My personal target was mostly being able to extract a partial tree from a running MW install, and dump it into a DocBook source file,
When you say a "partial" tree, how would you define the boundaries of said tree?
Well, this is where you diverge from the translation part to the extraction part, the part I don't think Magnus' tool deals with yet (though I haven't looked deeply into it).
BTW, the tool has now moved to http://tools.wikimedia.de/~magnus/wiki2xml/w2x.php
The current version can also work as an extension within a MediaWiki installation, where it appears as a Special Page. Just put some link/button into your MediaWiki skin, and you have your export :-)
There are 2 issues that I can see, off hand:
- Limiting what you extract (and handling it properly, viz a
viz, say, "actual pages" vs "glossary items", and suchlike)
and
- Properly handling cross references
When my tool coverts all given articles into XML, it keeps a record of the converted article names. IIRC, the DocBook export then creates internal links to articles that have been converted. This works nicely in DocBook-based HTML and PDFs, for example.
The first can probably be handled by category tagging and some configuration files; the latter will likely require some indepth knowledge of how DocBook handles such things, since you can't do hyperlinks on many of DocBook's target formats (like, um, paper :-), and you can't bind traditional cross-references until you have real page numbers.
Just put an arrow in front of a reference ;-)
On the specific issue of trimming the tree, part of it is going to have to be discipline on the part of the maintainers of the wiki not to introduce loops -- it will likely be necessary to have a pre-pass switch on the driver engine that extracts and displays the "table of contents" in a raw unnumbered mode (in addition, of course, to one that generates a formattable ToC) so you can see if it ever ends.
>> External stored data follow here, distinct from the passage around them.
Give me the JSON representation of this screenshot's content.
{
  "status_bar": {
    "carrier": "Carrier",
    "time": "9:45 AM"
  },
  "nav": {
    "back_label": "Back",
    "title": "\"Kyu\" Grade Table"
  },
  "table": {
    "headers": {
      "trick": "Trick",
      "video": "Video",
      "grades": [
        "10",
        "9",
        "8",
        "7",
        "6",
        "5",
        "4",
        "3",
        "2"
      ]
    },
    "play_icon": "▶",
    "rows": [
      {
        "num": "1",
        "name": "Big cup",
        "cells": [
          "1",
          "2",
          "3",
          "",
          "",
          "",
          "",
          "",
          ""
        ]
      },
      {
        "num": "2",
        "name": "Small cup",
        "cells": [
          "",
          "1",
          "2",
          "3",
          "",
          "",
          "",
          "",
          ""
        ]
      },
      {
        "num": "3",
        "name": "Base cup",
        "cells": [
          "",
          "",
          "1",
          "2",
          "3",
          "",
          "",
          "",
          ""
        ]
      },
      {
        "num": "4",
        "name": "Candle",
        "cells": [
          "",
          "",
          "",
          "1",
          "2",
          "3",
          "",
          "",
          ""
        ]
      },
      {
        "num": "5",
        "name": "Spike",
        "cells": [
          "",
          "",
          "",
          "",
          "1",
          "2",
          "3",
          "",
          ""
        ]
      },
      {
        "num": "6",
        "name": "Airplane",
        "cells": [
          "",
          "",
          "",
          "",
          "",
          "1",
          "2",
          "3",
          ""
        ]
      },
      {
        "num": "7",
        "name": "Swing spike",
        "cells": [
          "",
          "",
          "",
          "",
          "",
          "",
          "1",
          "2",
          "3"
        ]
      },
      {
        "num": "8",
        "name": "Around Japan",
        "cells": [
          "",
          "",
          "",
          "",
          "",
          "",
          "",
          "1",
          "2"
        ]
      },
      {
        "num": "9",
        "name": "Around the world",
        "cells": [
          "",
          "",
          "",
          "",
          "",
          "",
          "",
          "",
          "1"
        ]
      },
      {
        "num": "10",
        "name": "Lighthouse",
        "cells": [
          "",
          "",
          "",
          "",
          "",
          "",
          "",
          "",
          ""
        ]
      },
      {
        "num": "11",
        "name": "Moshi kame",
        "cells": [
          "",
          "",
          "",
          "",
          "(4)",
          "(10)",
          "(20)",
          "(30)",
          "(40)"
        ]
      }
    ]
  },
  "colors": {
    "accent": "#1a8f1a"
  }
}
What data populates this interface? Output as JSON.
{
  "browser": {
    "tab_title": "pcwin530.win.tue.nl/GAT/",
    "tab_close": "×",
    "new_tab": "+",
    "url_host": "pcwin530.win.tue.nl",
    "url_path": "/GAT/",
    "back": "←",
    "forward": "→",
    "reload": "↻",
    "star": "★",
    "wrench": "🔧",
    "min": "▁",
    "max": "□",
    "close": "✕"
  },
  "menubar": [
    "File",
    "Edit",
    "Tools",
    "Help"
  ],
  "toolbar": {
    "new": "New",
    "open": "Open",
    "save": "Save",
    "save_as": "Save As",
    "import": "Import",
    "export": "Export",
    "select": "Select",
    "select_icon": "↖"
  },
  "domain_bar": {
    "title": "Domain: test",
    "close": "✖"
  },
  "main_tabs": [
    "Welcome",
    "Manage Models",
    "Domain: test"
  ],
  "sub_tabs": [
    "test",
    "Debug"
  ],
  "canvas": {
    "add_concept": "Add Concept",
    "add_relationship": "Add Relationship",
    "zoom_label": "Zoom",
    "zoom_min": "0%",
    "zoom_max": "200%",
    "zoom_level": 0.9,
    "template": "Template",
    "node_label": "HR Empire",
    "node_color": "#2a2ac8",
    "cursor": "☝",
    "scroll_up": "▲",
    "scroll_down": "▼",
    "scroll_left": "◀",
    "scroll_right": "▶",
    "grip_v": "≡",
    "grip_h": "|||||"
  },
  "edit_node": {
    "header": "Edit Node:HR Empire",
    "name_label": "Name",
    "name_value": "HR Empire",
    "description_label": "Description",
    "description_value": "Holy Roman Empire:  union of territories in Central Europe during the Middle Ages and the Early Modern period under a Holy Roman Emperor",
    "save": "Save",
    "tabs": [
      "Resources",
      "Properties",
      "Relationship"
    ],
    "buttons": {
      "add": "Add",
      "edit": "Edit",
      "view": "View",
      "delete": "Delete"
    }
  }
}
It might be best to have a starting page (Main Page), use every link on there as level one, every link on these as level two etc. Or use CatScan (on the toolserver as well, somewhere;-) to get a category tree.
A simple way to pass this to my script would then be putting spaces in front of the article names - one space per depth. Leading spaces Should be filtered out right now, but I could make them part of the XML output.
In case you didn't know, my script can do a full conversion, e.g. XML->DocBook->PDF, if configured properly. I have a local test setup on a Window$ machine with some out-of-the-box tools to do the last step, just didn't bother to do that on my test site, since I don't really have experience with DocBook...
Magnus